Oftentimes, hanging around on the internet is like watching the synapses of the brain fire off in lots of different directions, making strange but wondrous connections. I was just checking out a movie about the militarization of boys made by an 8-year-old homeschooler, and the next thing I knew, I was being spellbound by the gentle voice of Thich Nhat Hanh (known as "Thay"), extolling the importance of compassion. He was answering that same 8-year-old's question: "When I want to be in the here and the now, how can I not suffer when people are not being good to this world?"
Even though so many of the world's cultures are founded on religious/spiritual traditions that highlight the importance of compassion (literally suffering with, or "sympathetic pity and concern for the sufferings or misfortunes of others), it is not common in our day-to-day dealings — especially since economics trumped social and civic relationships.

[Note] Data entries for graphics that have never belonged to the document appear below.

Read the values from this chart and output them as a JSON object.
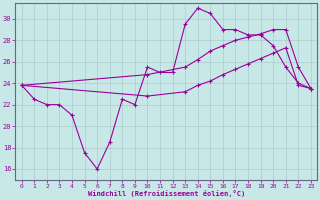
{
  "xlabel": "Windchill (Refroidissement éolien,°C)",
  "bg_color": "#c8e8e8",
  "line_color": "#990099",
  "grid_color": "#aacccc",
  "axis_color": "#666688",
  "xlim": [
    -0.5,
    23.5
  ],
  "ylim": [
    15.0,
    31.5
  ],
  "yticks": [
    16,
    18,
    20,
    22,
    24,
    26,
    28,
    30
  ],
  "xticks": [
    0,
    1,
    2,
    3,
    4,
    5,
    6,
    7,
    8,
    9,
    10,
    11,
    12,
    13,
    14,
    15,
    16,
    17,
    18,
    19,
    20,
    21,
    22,
    23
  ],
  "line1_x": [
    0,
    1,
    2,
    3,
    4,
    5,
    6,
    7,
    8,
    9,
    10,
    11,
    12,
    13,
    14,
    15,
    16,
    17,
    18,
    19,
    20,
    21,
    22,
    23
  ],
  "line1_y": [
    23.8,
    22.5,
    22.0,
    22.0,
    21.0,
    17.5,
    16.0,
    18.5,
    22.5,
    22.0,
    25.5,
    25.0,
    25.0,
    29.5,
    31.0,
    30.5,
    29.0,
    29.0,
    28.5,
    28.5,
    27.5,
    25.5,
    24.0,
    23.5
  ],
  "line2_x": [
    0,
    10,
    13,
    14,
    15,
    16,
    17,
    18,
    19,
    20,
    21,
    22,
    23
  ],
  "line2_y": [
    23.8,
    24.8,
    25.5,
    26.2,
    27.0,
    27.5,
    28.0,
    28.3,
    28.6,
    29.0,
    29.0,
    25.5,
    23.5
  ],
  "line3_x": [
    0,
    10,
    13,
    14,
    15,
    16,
    17,
    18,
    19,
    20,
    21,
    22,
    23
  ],
  "line3_y": [
    23.8,
    22.8,
    23.2,
    23.8,
    24.2,
    24.8,
    25.3,
    25.8,
    26.3,
    26.8,
    27.3,
    23.8,
    23.5
  ]
}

We numb and dumb ourselves so much in our EuroAmerican culture that compassion is simply not a common emotion. It is even less common in our society to hold the offender in our hearts with compassion.
But here, Thich Nhat Hanh reminds us that even climate change transgressors, miscreants, lawbreakers, criminals, villains, felons, malefactors, guilty parties, culprits, sinners, evildoers, trespassers, fossil fuel corporation CEOs and a whole whack of politicians (in short, those who are wilfully choosing to destroy the life-sustaining capacity of our entire biosphere) deserve to be treated with compassion. First, because they cannot help themselves ("If we look deeply, we see that maybe they don't want to kill, to destroy"), and second, because they will not come 'round or be healed or transformed otherwise.
Hmmm, I wonder if Thay would be willing to sit down and have a talk with Exxon's Rex Tillerson!?